Wie kommt eine einheitliche Länderstellungnahme zustande?
Die erste Option ist die "Integrationskonferenz" der Länder. Sie kann einen Beschluss fassen, wenn mindestens fünf der neun Bundesländer zustimmen und sich die anderen vier zumindest enthalten. Stimmt ein Land dagegen, kommt keine Stellungnahme zustande. In der "Staatspraxis" gibt es laut Verfassungsdienst aber noch andere Wege, eine "einheitliche Stellungnahme" zu fassen – etwa über die Landeshauptleutekonferenz. Der Bund hätte diese auch "in der Vergangenheit als bindend akzeptiert", so der Verfassungsdienst.
Liegt eine einheitliche Stellungnahme vor?
Im Fall der Renaturierung wurden der Bundesregierung zwei einheitliche, ablehnende Stellungnahmen übermittelt. Und zwar über die Verbindungsstelle der Bundesländer. Deshalb sei "grundsätzlich davon auszugehen", dass tatsächlich eine solche Stellungnahme vorliege, so der Verfassungsdienst.
Wie kann eine einheitliche Stellungnahme aufgehoben werden?
Die Experten sind der Ansicht, dass eine "neue einheitliche Stellungnahme" beschlossen werden müsste, um die alte aufzuheben. Auch dieser müssten mindestens fünf Länder zustimmen, während sich der Rest zumindest enthält. Die SPÖ-geführten Länder Wien und Kärnten haben vor zwei Wochen verkündet, unter gewissen Voraussetzungen doch für die Renaturierung zu sein. Wien hat dann eine Abänderung des Länder-Vetos beantragt. Dieses lehnten sieben von neun Länder ab. Heißt: Die einheitliche Stellungnahme gilt weiterhin.
Gibt es keinen anderen Weg?
Gewessler verlangte zuletzt wiederholt eine schriftliche "Klarstellung" von Wiens Bürgermeister Michael Ludwig (SPÖ), dass die Hauptstadt nicht mehr hinter dem Veto stehe. Dann werde sie alles dafür tun, zustimmen zu können. Aber würde eine klare Distanzierung Ludwigs wirklich reichen, um eine einheitliche Stellungnahme aufzuheben? Der Verfassungsdienst widerspricht: "Keinesfalls kann einseitigen Erklärungen einzelner Länder hier eine rechtliche Relevanz zukommen." Demnach hatten Wien und Kärnten von Anfang an keine Chance, ihr "Nein" zur Renaturierung zurückzuziehen – trotz anderslautender Bekundungen.
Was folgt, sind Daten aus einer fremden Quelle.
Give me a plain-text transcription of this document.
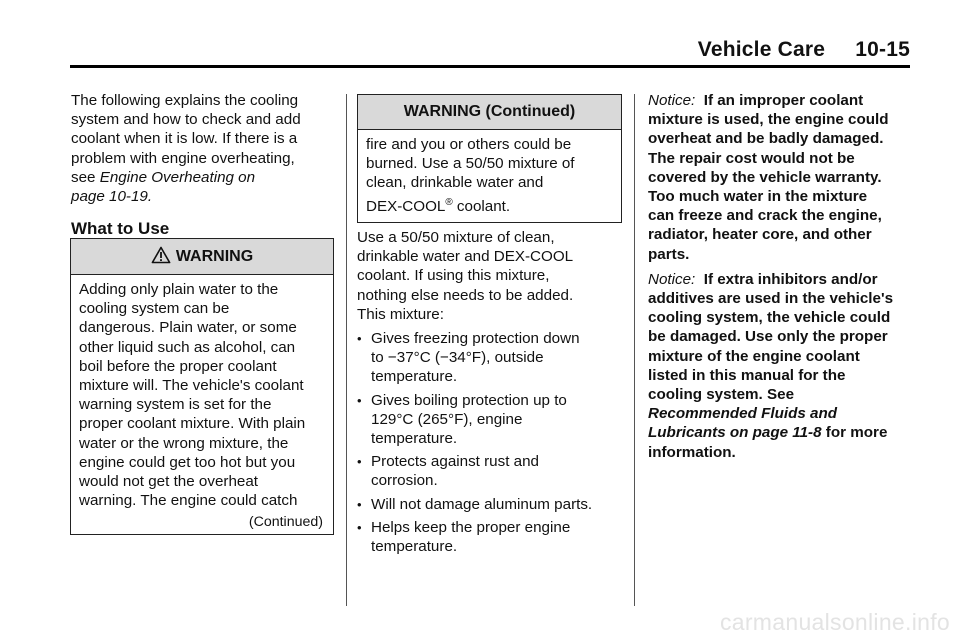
Vehicle Care     10-15
The following explains the cooling
system and how to check and add
coolant when it is low. If there is a
problem with engine overheating,
see Engine Overheating on
page 10-19.
What to Use
WARNING
Adding only plain water to the
cooling system can be
dangerous. Plain water, or some
other liquid such as alcohol, can
boil before the proper coolant
mixture will. The vehicle's coolant
warning system is set for the
proper coolant mixture. With plain
water or the wrong mixture, the
engine could get too hot but you
would not get the overheat
warning. The engine could catch
(Continued)
WARNING (Continued)
fire and you or others could be
burned. Use a 50/50 mixture of
clean, drinkable water and
DEX-COOL® coolant.
Use a 50/50 mixture of clean,
drinkable water and DEX-COOL
coolant. If using this mixture,
nothing else needs to be added.
This mixture:
• Gives freezing protection down
to −37°C (−34°F), outside
temperature.
• Gives boiling protection up to
129°C (265°F), engine
temperature.
• Protects against rust and
corrosion.
• Will not damage aluminum parts.
• Helps keep the proper engine
temperature.
Notice:  If an improper coolant
mixture is used, the engine could
overheat and be badly damaged.
The repair cost would not be
covered by the vehicle warranty.
Too much water in the mixture
can freeze and crack the engine,
radiator, heater core, and other
parts.
Notice:  If extra inhibitors and/or
additives are used in the vehicle's
cooling system, the vehicle could
be damaged. Use only the proper
mixture of the engine coolant
listed in this manual for the
cooling system. See
Recommended Fluids and
Lubricants on page 11-8 for more
information.
carmanualsonline.info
Will Gewessler zustimmen, wenn die Länder ihr Veto aufheben?
Ja, auch ohne Sanctus der ÖVP. Sie verweist darauf, dass Landwirtschaftsminister Norbert Totschnig (ÖVP) beim EU-Rat ebenso dafür stimmte, Umweltstandards in der EU-Agrarpolitik abzuschwächen. "Es ist langjährige Praxis in der Regierung, dass auf den Ministerräten die Ministerinnen und Minister entscheiden", sagt Gewessler. Sie hat Rechtsgutachten vorgelegt, die ihre Argumentation stützen.
Aber darf Gewessler dann auch zustimmen?
Laut Gewesslers Rechtsexperten: Ja. Laut Verfassungsdienst: Nein. Dieser verweist auf das Bundesministeriengesetz (BMG). Es gibt Themen, die in den Wirkungsbereich verschiedener Ministerien fallen. Bei der Renaturierung: Klimaschutz, Landwirtschaft, Finanzen und Europa. Wann müsste Gewessler die Zustimmung anderer, in diesem Fall ÖVP-geführter, Ministerien einholen? Wenn betroffene Ministerien auch für die Renaturierung "zuständig" sind und deshalb "konkrete Maßnahmen" setzen müssten. Als Maßnahmen gelten hier etwa Gesetze oder Verordnungen. Der Verfassungsdienst sieht zumindest auch eine Zuständigkeit des Landwirtschaftsministeriums, weil die Renaturierung Regelungen für die Agrar- und Forstpolitik sowie das Wasserrecht betreffe.
Hätte Totschnig nicht auch Gewesslers Zustimmung bei der Agrarpolitik einholen müssen?
Das müsste ausjudiziert werden. Gewesslers Ressort erkennt eine Zuständigkeit, die ÖVP ist anderer Ansicht.